Kottler (1930 – 1989), a former University of Washington professor, is known for rejecting traditional studio ceramic practices that emphasized and valued hand-made objects. Contrary to the studio potters who wedged clay and calculated glazes for plate-making, Kottler created his works with mass-produced store-bought plates and commercial decals. The decals he chose included reproductions of well-known images such as Leonardo DaVinci’s The Last Supper and Grant Wood’s American Gothic. Kottler altered these images, often with political intent, by cutting and combining the decals and then affixing them to inexpensive white porcelain plates which he purchased in bulk.

Look Alikes presents a survey of Kottler’s decal plates that impart multiple messages and reflect the rebellious spirit of the time. For example, as a protest to the Vietnam War, Kottler cut and rearranged the American flag in Made in the U.S.A. In another instance, Kottler flaunted his gay identity by changing the male and female couple in Grant Wood’s 1930 painting American Gothic into identical males. The combination of Kottler’s nonconformist medium and sardonic messages implies a rejection of tradition and conventional social norms.

Vicki Halper, a nationally recognized independent curator and former Associate Curator of Modern Art at Seattle Art Museum is the guest curator for the exhibition. Halper selected an array of works from many private collections as well as Seattle Art Museum and The Museum of Art and Design in New York. Halper will discuss the wit, irony, appropriation, and gay cultural readings in Kottler’s plates at Tacoma Art Museum Sunday, September 12 at 2 pm. Look Alikes is sponsored by the Howard Kottler Testamentary Trust and includes a fully illustrated catalogue distributed nationally by University of Washington Press.

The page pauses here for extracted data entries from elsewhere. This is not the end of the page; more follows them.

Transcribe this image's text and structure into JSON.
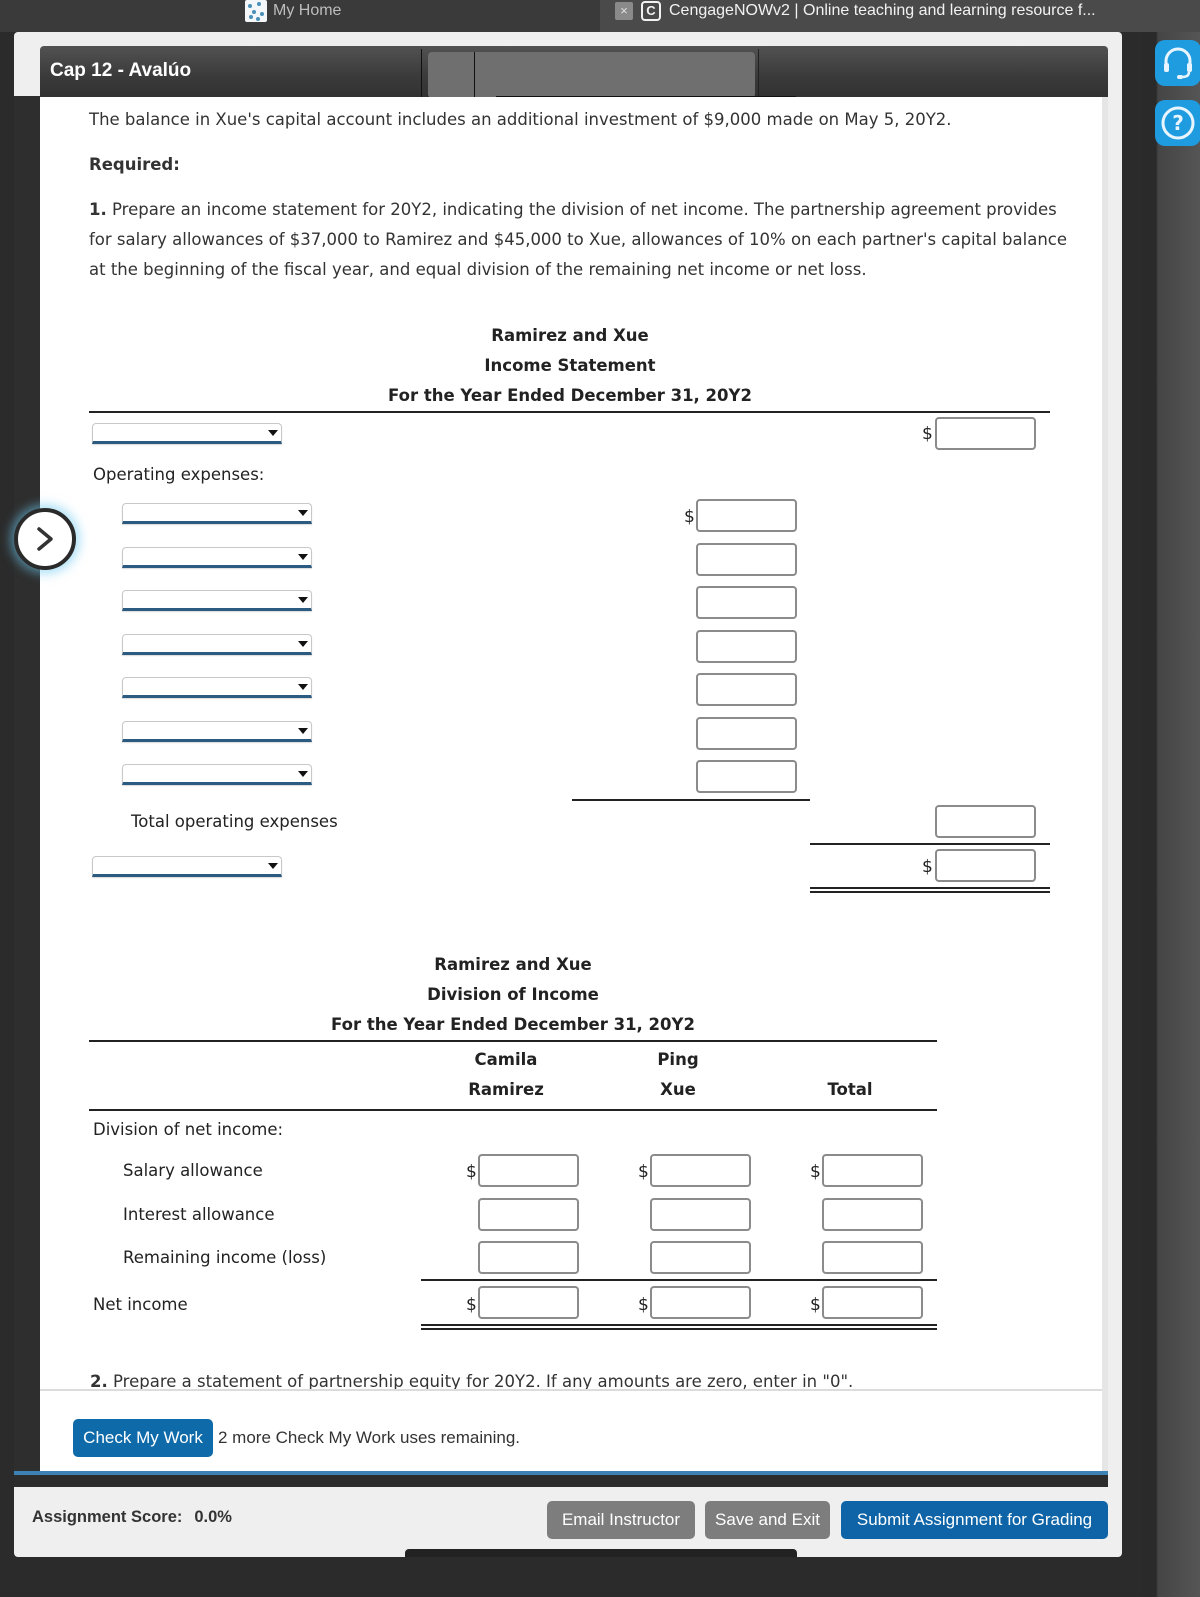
{
  "browser": {
    "tabs": [
      {
        "label": "My Home",
        "icon": "my-home-favicon"
      },
      {
        "label": "CengageNOWv2 | Online teaching and learning resource f...",
        "icon": "cengage-favicon",
        "close_icon": "×",
        "favicon_letter": "C"
      }
    ]
  },
  "assignment": {
    "title": "Cap 12 - Avalúo"
  },
  "rail": {
    "support_icon": "headset-icon",
    "help_icon": "question-circle-icon",
    "help_glyph": "?"
  },
  "question": {
    "intro": "The balance in Xue's capital account includes an additional investment of $9,000 made on May 5, 20Y2.",
    "required_label": "Required:",
    "step1_number": "1.",
    "step1_text": "Prepare an income statement for 20Y2, indicating the division of net income. The partnership agreement provides for salary allowances of $37,000 to Ramirez and $45,000 to Xue, allowances of 10% on each partner's capital balance at the beginning of the fiscal year, and equal division of the remaining net income or net loss.",
    "step2_number": "2.",
    "step2_text": "Prepare a statement of partnership equity for 20Y2. If any amounts are zero, enter in \"0\"."
  },
  "income_statement": {
    "company": "Ramirez and Xue",
    "title": "Income Statement",
    "period": "For the Year Ended December 31, 20Y2",
    "revenue_select": "",
    "revenue_value": "",
    "operating_expenses_label": "Operating expenses:",
    "expense_rows": [
      {
        "select": "",
        "value": ""
      },
      {
        "select": "",
        "value": ""
      },
      {
        "select": "",
        "value": ""
      },
      {
        "select": "",
        "value": ""
      },
      {
        "select": "",
        "value": ""
      },
      {
        "select": "",
        "value": ""
      },
      {
        "select": "",
        "value": ""
      }
    ],
    "total_operating_expenses_label": "Total operating expenses",
    "total_operating_expenses_value": "",
    "net_select": "",
    "net_value": "",
    "currency": "$"
  },
  "division_of_income": {
    "company": "Ramirez and Xue",
    "title": "Division of Income",
    "period": "For the Year Ended December 31, 20Y2",
    "columns": [
      {
        "line1": "Camila",
        "line2": "Ramirez"
      },
      {
        "line1": "Ping",
        "line2": "Xue"
      },
      {
        "line1": "",
        "line2": "Total"
      }
    ],
    "section_label": "Division of net income:",
    "rows": [
      {
        "label": "Salary allowance",
        "values": [
          "",
          "",
          ""
        ],
        "dollar": true
      },
      {
        "label": "Interest allowance",
        "values": [
          "",
          "",
          ""
        ],
        "dollar": false
      },
      {
        "label": "Remaining income (loss)",
        "values": [
          "",
          "",
          ""
        ],
        "dollar": false
      }
    ],
    "net_income_label": "Net income",
    "net_income_values": [
      "",
      "",
      ""
    ],
    "currency": "$"
  },
  "check_work": {
    "button_label": "Check My Work",
    "note": "2 more Check My Work uses remaining."
  },
  "footer": {
    "score_label": "Assignment Score:",
    "score_value": "0.0%",
    "email_label": "Email Instructor",
    "save_label": "Save and Exit",
    "submit_label": "Submit Assignment for Grading"
  },
  "nav": {
    "next_icon": "chevron-right-icon"
  },
  "colors": {
    "primary_button": "#0e6aa9",
    "secondary_button": "#7d7d7d",
    "rail_button": "#1f9be0",
    "select_underline": "#2c5b82"
  }
}
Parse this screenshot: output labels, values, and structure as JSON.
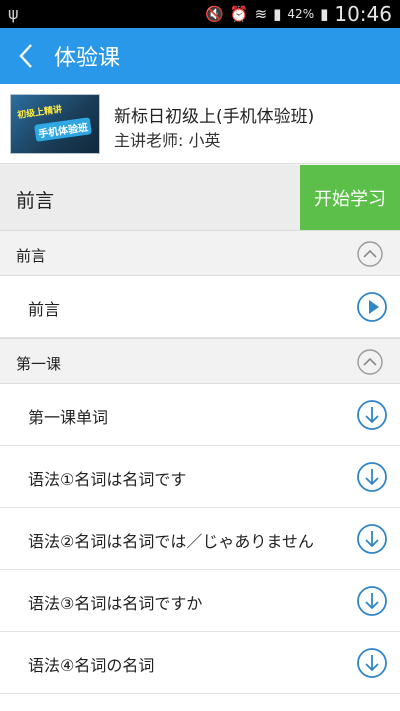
{
  "status_bar": {
    "usb_icon": "usb-icon",
    "battery_percent": "42%",
    "time": "10:46"
  },
  "app_bar": {
    "title": "体验课"
  },
  "course": {
    "thumbnail_text_1": "初级上精讲",
    "thumbnail_text_2": "手机体验班",
    "title": "新标日初级上(手机体验班)",
    "teacher": "主讲老师: 小英"
  },
  "section": {
    "title": "前言",
    "start_label": "开始学习"
  },
  "chapters": [
    {
      "label": "前言",
      "items": [
        {
          "label": "前言",
          "icon": "play-icon"
        }
      ]
    },
    {
      "label": "第一课",
      "items": [
        {
          "label": "第一课单词",
          "icon": "download-icon"
        },
        {
          "label": "语法①名词は名词です",
          "icon": "download-icon"
        },
        {
          "label": "语法②名词は名词では／じゃありません",
          "icon": "download-icon"
        },
        {
          "label": "语法③名词は名词ですか",
          "icon": "download-icon"
        },
        {
          "label": "语法④名词の名词",
          "icon": "download-icon"
        }
      ]
    }
  ],
  "colors": {
    "accent": "#2a98e8",
    "start": "#5cbf4a",
    "icon": "#2f86c8"
  }
}
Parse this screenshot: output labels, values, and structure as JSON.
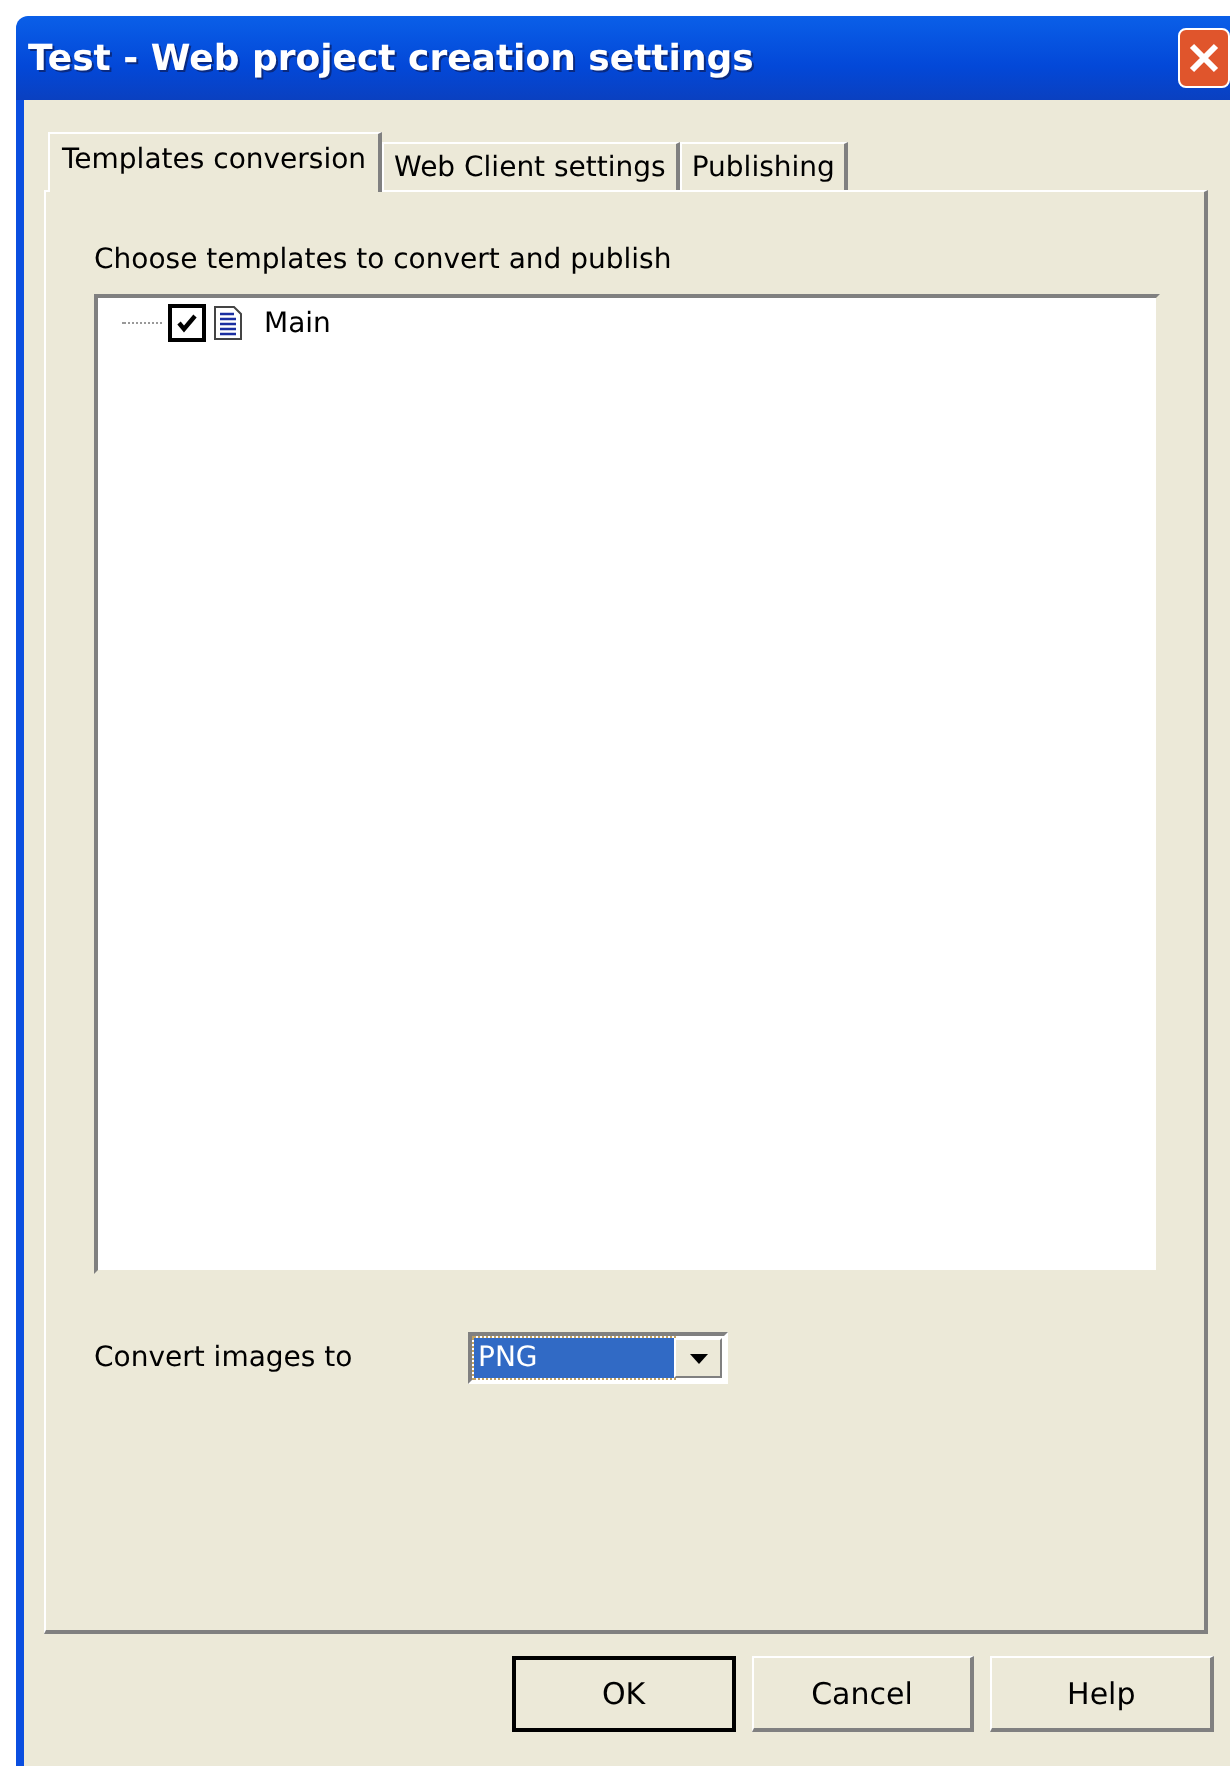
{
  "window": {
    "title": "Test - Web project creation settings"
  },
  "tabs": [
    {
      "label": "Templates conversion",
      "selected": true
    },
    {
      "label": "Web Client settings",
      "selected": false
    },
    {
      "label": "Publishing",
      "selected": false
    }
  ],
  "templates": {
    "label": "Choose templates to convert and publish",
    "items": [
      {
        "label": "Main",
        "checked": true
      }
    ]
  },
  "convert": {
    "label": "Convert images to",
    "value": "PNG"
  },
  "buttons": [
    {
      "label": "OK",
      "default": true
    },
    {
      "label": "Cancel",
      "default": false
    },
    {
      "label": "Help",
      "default": false
    }
  ]
}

Look Alikes is part of Tacoma Art Museum’s Northwest Perspective series of regional one-person exhibitions. Before moving to its new building in May 2003, Tacoma Art Museum featured the 12th Street Series. Northwest Perspective is the continuation of that series in the new building and also includes a mid-career survey of works by Seattle artist Scott Fife, opening September 18, 2004 at Tacoma Art Museum.

Tacoma Art Museum’s mission is to connect people through art. The museum serves the diverse communities of the region through its collection, exhibitions, and learning programs, emphasizing art and artists from the Northwest. The museum’s five galleries display an array of top national shows, the best of Northwest art, creatively themed exhibitions, and historical retrospectives. In addition, there is an Education Wing for children, adults, and seniors with an art resource center, classroom, and studio for art making. Tacoma Art Museum is located in the downtown Cultural District, next to historic Union Station.